If there is also unique complex sub-algebra associated with each point of space-time, one obtains one can assign to the tangent space-of space-time surface a point of CP2. This allows to realize M8-H duality (see this) as the number theoretic analog of spontaneous compactification (but involving no compactification) by assigning to a point of M4=M4× CP2 a point of M4× CP2. If the image surface is also quaternionic, this assignment makes sense also for space-time surfaces in H so that M8-H duality generalizes to H-H duality allowing to assign to given preferred extremal a hierarchy of extremals by iterating this assignment. One obtains a category with morphisms identifiable as these duality maps.
- Co-quaternionic/co-associative structure is conjectured for space-time regions of Euclidian signature and 4-D CP2 projection. In this case normal space of space-time surface is quaternionic/associative. A multiplication of the basis by preferred unit of basis gives rise to a quaternionic tangent space basis so that one can speak of quaternionic structure also in this case.
- Quaternionicity in this sense requires unique identification of a preferred time coordinate as imbedding space coordinate and corresponding slicing by 3-surfaces and is possible only in TGD context. The preferred time direction would correspond to real quaternionic unit. Preferred time coordinate implies that quaternionic structure in TGD sense is more specific than the QK structure in Euclidian regions.
- The basis of induced octonionic imaginary unit allows to identify quaternionic imaginary units linearly related to the corresponding units defined by tri-bein vectors. Note that the multiplication of octonionic units is replaced with multiplication of antisymetric tensors representing them when one assigns to the quaternionic structure potential QK structure. Quaternionic structure does not require Kähler structure and makes sense for both signatures of the induced metric. Hence a consistency with QK and its possible analog in Minkowskian regions is possible.

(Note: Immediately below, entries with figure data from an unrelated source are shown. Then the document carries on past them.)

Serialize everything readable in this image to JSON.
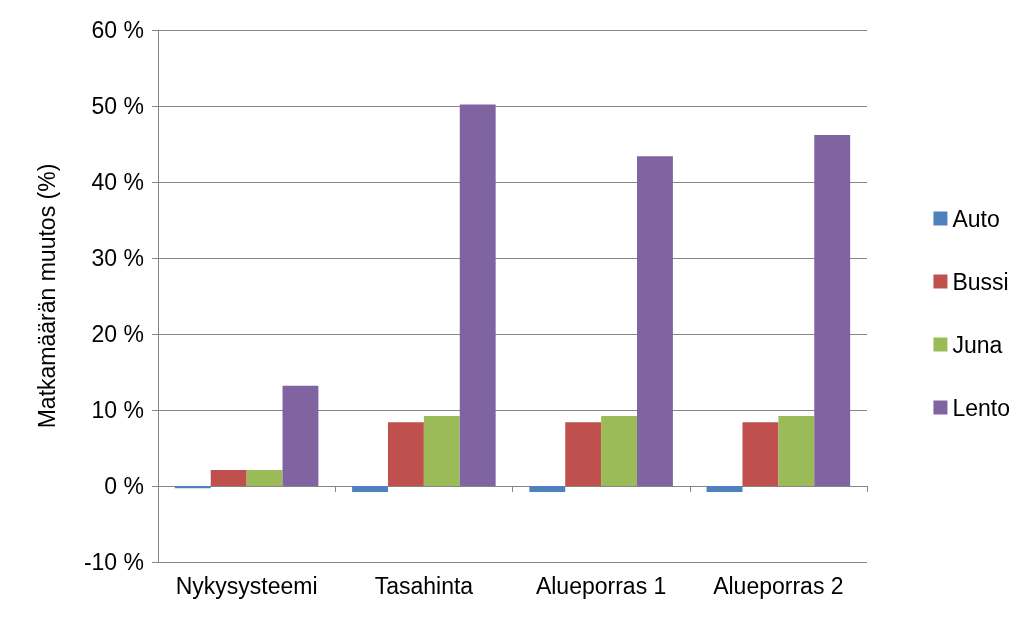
{
  "chart_data": {
    "type": "bar",
    "ylabel": "Matkamäärän muutos (%)",
    "categories": [
      "Nykysysteemi",
      "Tasahinta",
      "Alueporras 1",
      "Alueporras 2"
    ],
    "series": [
      {
        "name": "Auto",
        "color": "#4f81bd",
        "values": [
          -0.3,
          -0.8,
          -0.8,
          -0.8
        ]
      },
      {
        "name": "Bussi",
        "color": "#c0504d",
        "values": [
          2.1,
          8.4,
          8.4,
          8.4
        ]
      },
      {
        "name": "Juna",
        "color": "#9bbb59",
        "values": [
          2.1,
          9.2,
          9.2,
          9.2
        ]
      },
      {
        "name": "Lento",
        "color": "#8064a2",
        "values": [
          13.2,
          50.2,
          43.4,
          46.2
        ]
      }
    ],
    "ylim": [
      -10,
      60
    ],
    "yticks": [
      {
        "value": -10,
        "label": "-10 %"
      },
      {
        "value": 0,
        "label": "0 %"
      },
      {
        "value": 10,
        "label": "10 %"
      },
      {
        "value": 20,
        "label": "20 %"
      },
      {
        "value": 30,
        "label": "30 %"
      },
      {
        "value": 40,
        "label": "40 %"
      },
      {
        "value": 50,
        "label": "50 %"
      },
      {
        "value": 60,
        "label": "60 %"
      }
    ],
    "grid": "y",
    "legend": "right"
  }
}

- The selection of the preferred imaginary quaternion unit is necessary for M8-H
correspondence. This selection would also define the twistor structure. For quaternion-Kähler manifold this unit would be covariantly constant and define Kähler form - maybe as the induced Kähler form.
- Also in Minkowskian regions twistor structure requires a selection of a preferred imaginary quaternion unit. Could the induced Kähler form define the preferred imaginary unit also now? Is the Hamilton-Jacobi structure consistent with this?
Hamilton-Jacobi structure involves a selection of 2-D complex plane at each point of space-time surface. Could induced Kähler magnetic form for each 3-slice define this plane? It is not necessary to require that 3-D Kähler form is covariantly constant for Minkowskian regions. Indeed, massless extremals representing analogs of photons are characterized by local polarization and momentum direction and carry time-dependent Kähler-electric and -magnetic fields. One can however ask whether monopole flux tubes carry covariantly constant Kähler magnetic field: they are indeed deformations of what I call cosmic strings (see this) for which this condition holds true?